谢烨的一生,就像一颗流星,因爱情而灿烂,又因爱情而陨落。
她爱于顾城,死于顾城。
她误进了顾城的童话城堡,最后遗忘了自己,失去了自己。
当她试图找回自己,她却被永远埋在了坍塌的象牙塔废墟里。
如果,一开始她不退让、不迁就,愿意释放,倾述,或许她会获得另一个顾城。
世人也许会失去一个天才诗人,而她会得到一个真正爱她的,体贴她的,愿意理解她的丈夫。

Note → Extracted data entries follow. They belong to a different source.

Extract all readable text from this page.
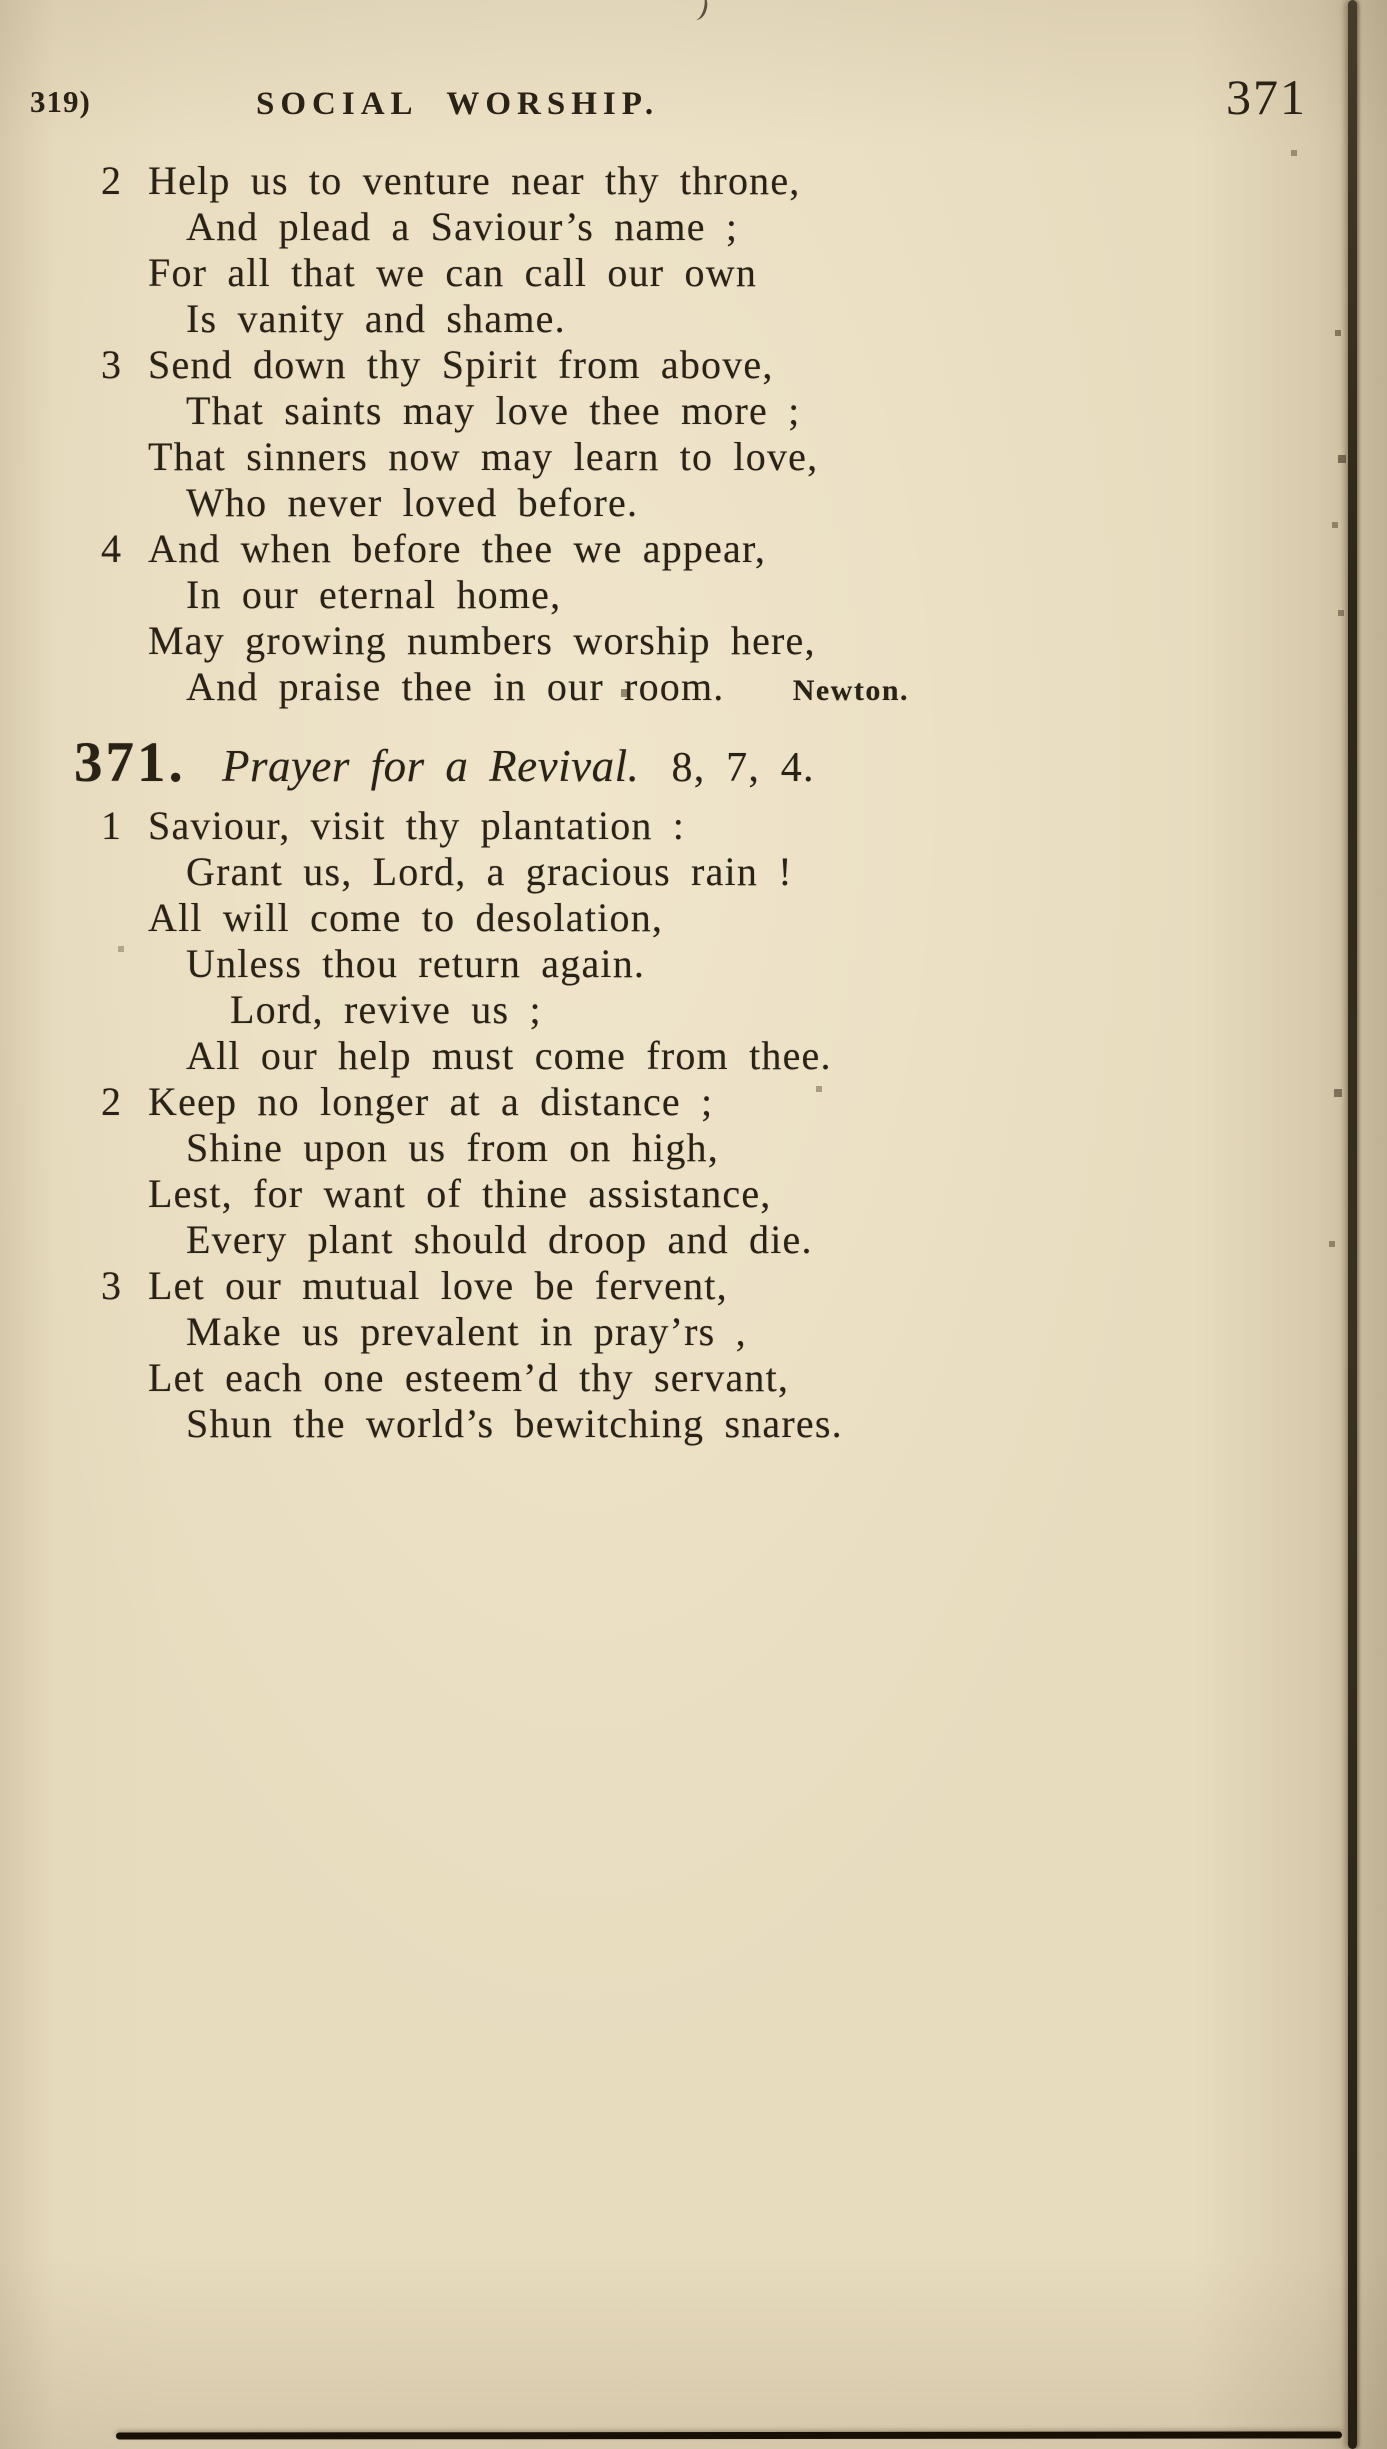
319)	SOCIAL WORSHIP.	371
2 Help us to venture near thy throne,
And plead a Saviour’s name ;
For all that we can call our own
Is vanity and shame.
3 Send down thy Spirit from above,
That saints may love thee more ;
That sinners now may learn to love,
Who never loved before.
4 And when before thee we appear,
In our eternal home,
May growing numbers worship here,
And praise thee in our room. Newton.
371. Prayer for a Revival. 8, 7, 4.
1 Saviour, visit thy plantation :
Grant us, Lord, a gracious rain !
All will come to desolation,
Unless thou return again.
Lord, revive us ;
All our help must come from thee.
2 Keep no longer at a distance ;
Shine upon us from on high,
Lest, for want of thine assistance,
Every plant should droop and die.
3 Let our mutual love be fervent,
Make us prevalent in pray’rs ,
Let each one esteem’d thy servant,
Shun the world’s bewitching snares.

但如果这样,她就不是谢烨了,谢烨爱顾城,就像她诗里的鱼儿:
我来了,没带渔网,
只带来我的心,
在辽阔的大海里,我想
只要有句爱的话语,
鱼儿就会跟我上岸。
—谢烨
鱼儿,如有来生,愿你不再是顾城的妻子,而是诗人谢烨。